Le profil aromatique du whiskey rye peut varier considérablement selon sa proportion totale de seigle. Un whiskey contenant le minimum de 51 % de seigle, comme ceux produits traditionnellement par les grandes distilleries du Kentucky, aura un goût assez proche de celui du bourbon. En revanche, le 100 % seigle — un style souvent associé au Canada — présente généralement de riches notes épicées et herbacées, rehaussées par des saveurs issues du vieillissement en fût, comme la vanille et le chêne.
Et le whiskey du Tennessee ?
Le whiskey du Tennessee est un type de bourbon.
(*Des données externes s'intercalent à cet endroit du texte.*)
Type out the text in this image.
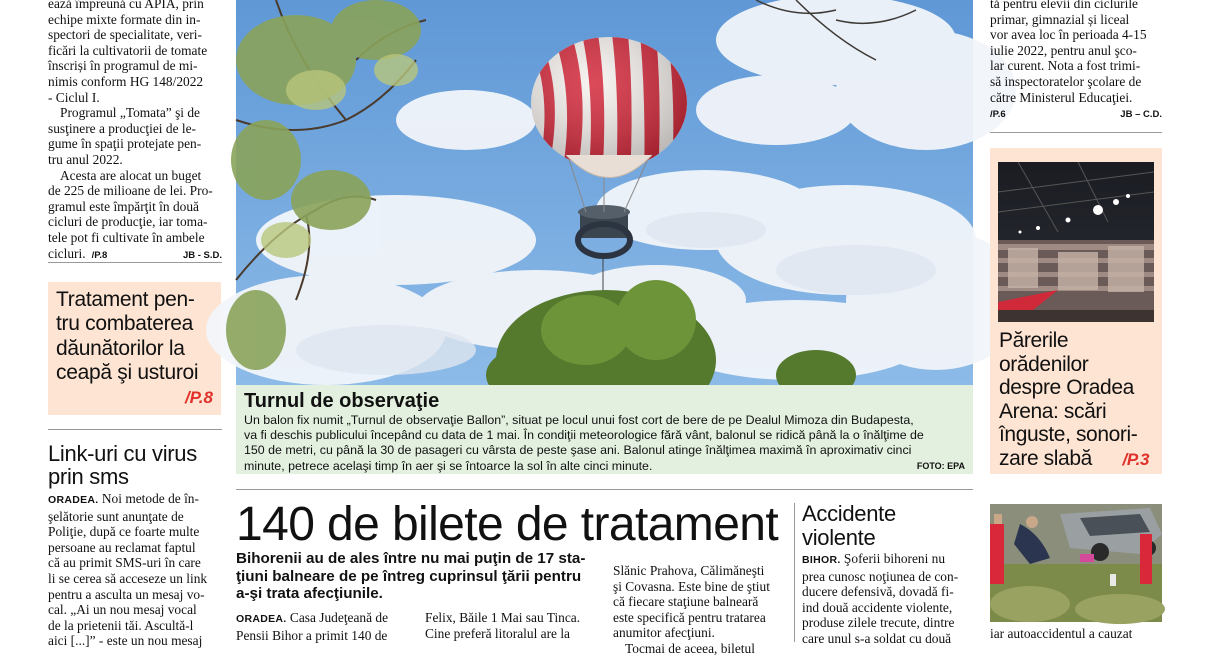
ează împreună cu APIA, prin

echipe mixte formate din in-

spectori de specialitate, veri-

ficări la cultivatorii de tomate

înscriși în programul de mi-

nimis conform HG 148/2022

- Ciclul I.

Programul „Tomata” şi de

susţinere a producţiei de le-

gume în spaţii protejate pen-

tru anul 2022.

Acesta are alocat un buget

de 225 de milioane de lei. Pro-

gramul este împărţit în două

cicluri de producţie, iar toma-

tele pot fi cultivate în ambele

cicluri. /P.8	JB - S.D.
Link-uri cu virus
prin sms

ORADEA. Noi metode de în-

şelătorie sunt anunţate de

Poliţie, după ce foarte multe

persoane au reclamat faptul

că au primit SMS-uri în care

li se cerea să acceseze un link

pentru a asculta un mesaj vo-

cal. „Ai un nou mesaj vocal

de la prietenii tăi. Ascultă-l

aici [...]” - este un nou mesaj

Tratament pen-
tru combaterea
dăunătorilor la
ceapă şi usturoi
/P.8 Turnul de observaţie
Un balon fix numit „Turnul de observaţie Ballon”, situat pe locul unui fost cort de bere de pe Dealul Mimoza din Budapesta,
va fi deschis publicului începând cu data de 1 mai. În condiţii meteorologice fără vânt, balonul se ridică până la o înălţime de
150 de metri, cu până la 30 de pasageri cu vârsta de peste şase ani. Balonul atinge înălţimea maximă în aproximativ cinci
minute, petrece acelaşi timp în aer şi se întoarce la sol în alte cinci minute.	FOTO: EPA

tă pentru elevii din ciclurile

primar, gimnazial și liceal

vor avea loc în perioada 4-15

iulie 2022, pentru anul şco-

lar curent. Nota a fost trimi-

să inspectoratelor şcolare de

către Ministerul Educaţiei.

/P.6	JB – C.D.
Părerile
orădenilor
despre Oradea
Arena: scări
înguste, sonori-
zare slabă /P.3
140 de bilete de tratament
Bihorenii au de ales între nu mai puţin de 17 sta-
ţiuni balneare de pe întreg cuprinsul ţării pentru
a-şi trata afecţiunile.
ORADEA. Casa Judeţeană de
Pensii Bihor a primit 140 de
Felix, Băile 1 Mai sau Tinca.
Cine preferă litoralul are la
Slănic Prahova, Călimăneşti
şi Covasna. Este bine de ştiut
că fiecare staţiune balneară
este specifică pentru tratarea
anumitor afecţiuni.
Tocmai de aceea, biletul
Accidente
violente

BIHOR. Şoferii bihoreni nu

prea cunosc noţiunea de con-

ducere defensivă, dovadă fi-

ind două accidente violente,

produse zilele trecute, dintre

care unul s-a soldat cu două	iar autoaccidentul a cauzat
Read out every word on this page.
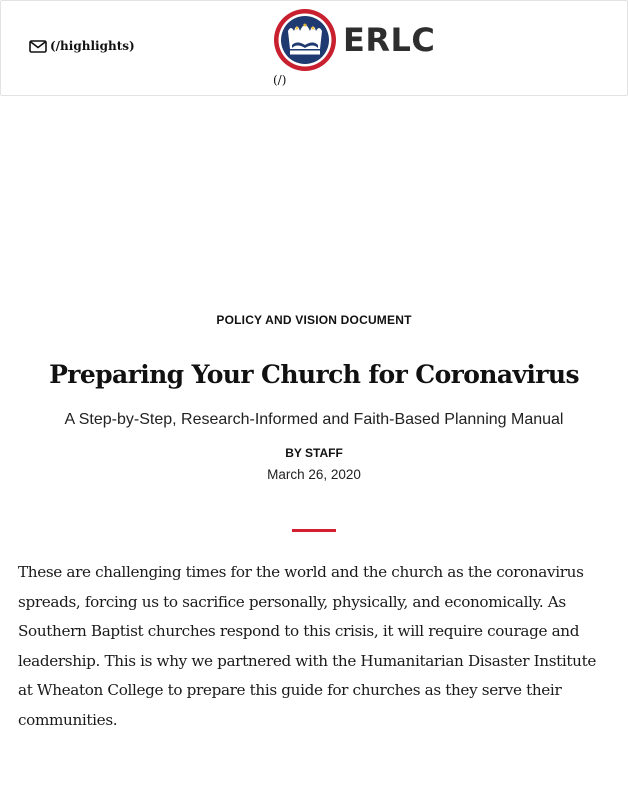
(/highlights)
★ ★ ★ ERLC
(/)
POLICY AND VISION DOCUMENT
Preparing Your Church for Coronavirus
A Step-by-Step, Research-Informed and Faith-Based Planning Manual
BY STAFF
March 26, 2020

These are challenging times for the world and the church as the coronavirus spreads, forcing us to sacrifice personally, physically, and economically. As Southern Baptist churches respond to this crisis, it will require courage and leadership. This is why we partnered with the Humanitarian Disaster Institute at Wheaton College to prepare this guide for churches as they serve their communities.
Il répond à toutes les exigences du bourbon, avec une étape supplémentaire : il est filtré à travers du charbon de bois d’érable à sucre avant son vieillissement en fût et, bien sûr, il doit être élaboré et vieilli dans le Tennessee.
Quand utiliser chaque type de whiskey ?
Les cocktails au whiskey les plus connus, l’Old Fashioned et le Manhattan, peuvent être préparés avec du bourbon ou du whiskey rye, selon la préférence de la personne qui les boit, tout comme le Whiskey Sour, le Hot Toddy, le Boulevardier et son cousin, l’Old Pal.
Certains cocktails exigent précisément l’un ou l’autre. Le Mint Julep, par exemple, se prépare toujours avec du bourbon, tandis que le Sazerac repose strictement sur le whiskey rye, à moins de suivre l’ancienne école et de n’utiliser que du cognac.
Certains cocktails, comme le Sazerac, se préparent avec du Whiskey Rye
Au moment de choisir le whiskey à utiliser, il faut garder à l’esprit que le seigle est généralement plus sec que le cognac.
Au moment de décider quel whiskey choisir, n’oubliez pas que le seigle donne généralement un cocktail plus sec, tandis que la texture plus huileuse du bourbon peut renforcer le corps de la boisson. Quel que soit votre choix, veillez à sélectionner un whisky au degré adapté : trop puissant, il dominera les autres ingrédients ; à seulement 40 %, il risque de se faire oublier.
Les whiskys titrant entre 43 % et 46 % trouvent le juste milieu pour la plupart des cocktails.